Paracetamol Switches Off Your Empathy

Paracetamol is the most common painkiller which we all rely on to treat our aches and pains, but it turns out that you might also be decreasing your empathy for both the physical and social pains that other people experience, a new study conducted at Ohio State University suggests. 

It turns out that paracetamol may not only be a painkiller but also an emotion-killer. Researchers found that, for example, when participants in the study took paracetamol and were informed of the misfortunes of others they thought these individuals experienced less pain and suffering,when compared to those who took no painkiller.

"These findings suggest other people's pain doesn't seem as big of a deal to you when you've taken acetaminophen," said Dominik Mischkowski, co-author of the study and a former Ph.D. student at Ohio State, now at the National Institutes of Health.
"Acetaminophen can reduce empathy as well as serve as a painkiller."
This research was conducted at Ohio State University, USA and results were published online in the journal Social Cognitive and Affective Neuroscience. 
"We don't know why acetaminophen is having these effects, but it is concerning," said Baldwin Way, the senior author of the study.
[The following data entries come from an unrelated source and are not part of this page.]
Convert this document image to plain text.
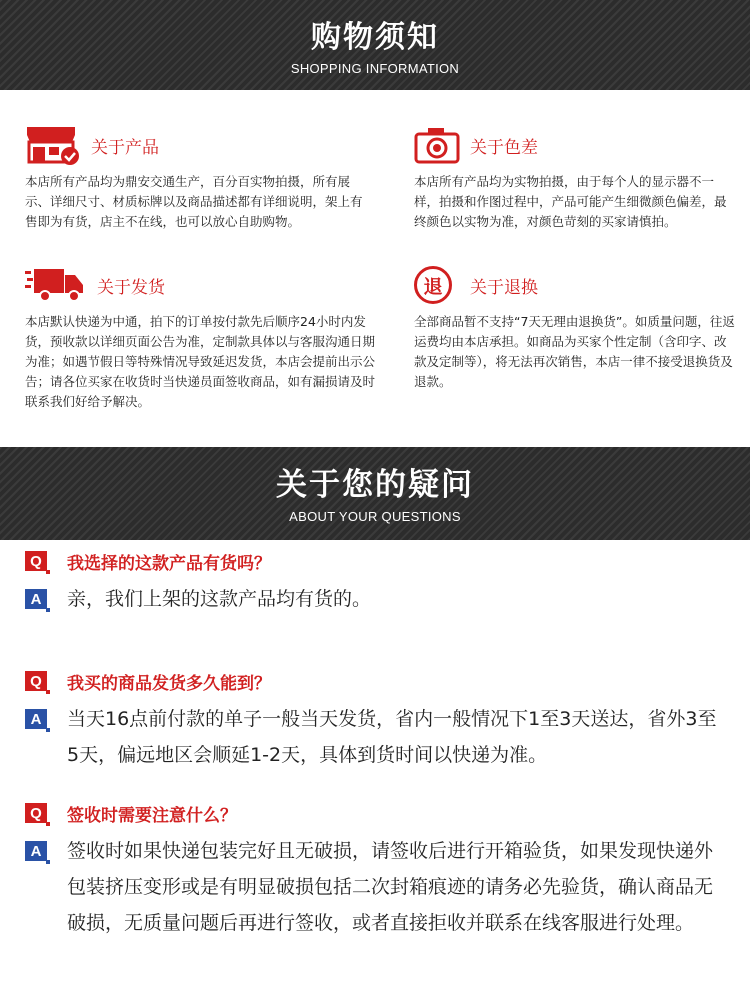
购物须知
SHOPPING INFORMATION
关于产品
本店所有产品均为鼎安交通生产，百分百实物拍摄，所有展示、详细尺寸、材质标牌以及商品描述都有详细说明，架上有售即为有货，店主不在线，也可以放心自助购物。
关于色差
本店所有产品均为实物拍摄，由于每个人的显示器不一样，拍摄和作图过程中，产品可能产生细微颜色偏差，最终颜色以实物为准，对颜色苛刻的买家请慎拍。
关于发货
本店默认快递为中通，拍下的订单按付款先后顺序24小时内发货，预收款以详细页面公告为准，定制款具体以与客服沟通日期为准；如遇节假日等特殊情况导致延迟发货，本店会提前出示公告；请各位买家在收货时当快递员面签收商品，如有漏损请及时联系我们好给予解决。
退	关于退换
全部商品暂不支持“7天无理由退换货”。如质量问题，往返运费均由本店承担。如商品为买家个性定制（含印字、改款及定制等），将无法再次销售，本店一律不接受退换货及退款。
关于您的疑问
ABOUT YOUR QUESTIONS
Q	我选择的这款产品有货吗？
A 亲，我们上架的这款产品均有货的。
Q	我买的商品发货多久能到？
A 当天16点前付款的单子一般当天发货，省内一般情况下1至3天送达，省外3至5天，偏远地区会顺延1-2天，具体到货时间以快递为准。
Q	签收时需要注意什么？
A 签收时如果快递包装完好且无破损，请签收后进行开箱验货，如果发现快递外包装挤压变形或是有明显破损包括二次封箱痕迹的请务必先验货，确认商品无破损，无质量问题后再进行签收，或者直接拒收并联系在线客服进行处理。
How the research was conducted...

The researchers conducted two experiments, the first involving 80 college students. In the start of the experiment, half of the students drank a liquid containing 1,000 mg of paracetamol while the other half drank a placebo solution that contained no drug- the students did not know which solution they were drinking. After waiting for one hour for the drug to take effect, the participants read eight short scenarios in which someone suffered some sort of pain. For example, one scenario was about a person who suffered a knife cut that went down to the bone and another was about a person experiencing the death of his father. Participants rated the pain each person in the scenarios experienced from 1 (no pain at all) to 5 (worst possible pain). They also rated how much the protagonists in the scenarios felt hurt, wounded and pained.
The participants which took 1000mg of paracetamol rated the pain of the people in the scenarios to be less severe than did those who took the placebo solution. 

The second experiment... 

Conducted with 114 college students. As in the first experiment, half took acetaminophen and half took the placebo. In one part of the experiment, the participants received four two-second blasts of white noise that ranged from 75 to 105 decibels. They then rated the noise blasts on a scale of 1 (not unpleasant at all) to 10 (extremely unpleasant). They were then asked to imagine how much pain the same noise blasts would cause in another anonymous study participant. 
The participants in this experiment rated the noise blasts to be less distressing for themselves and they also rated the level of distress lower for others being subjected to the same noise blasts. Not only did paracetamol reduce the pain for themselves, but also reduced their empathy for others experiencing the same pain.

Previous research... putting the pieces of the puzzle together 

In 2004, a study was conducted which scanned the brains of people as they were experiencing pain and while they were imagining other people feeling the same pain. Those results showed that the same part of the brain was activated in both cases. Since the part of the brain that experiences pain is the same as the part of the brain that experiences empathy, this could explain why paracetamol blocks physical and emotional pain together. 
The researchers are now going to study ibuprofen to see, if, like paracetamol, it has a similar effect on physical and emotional pain.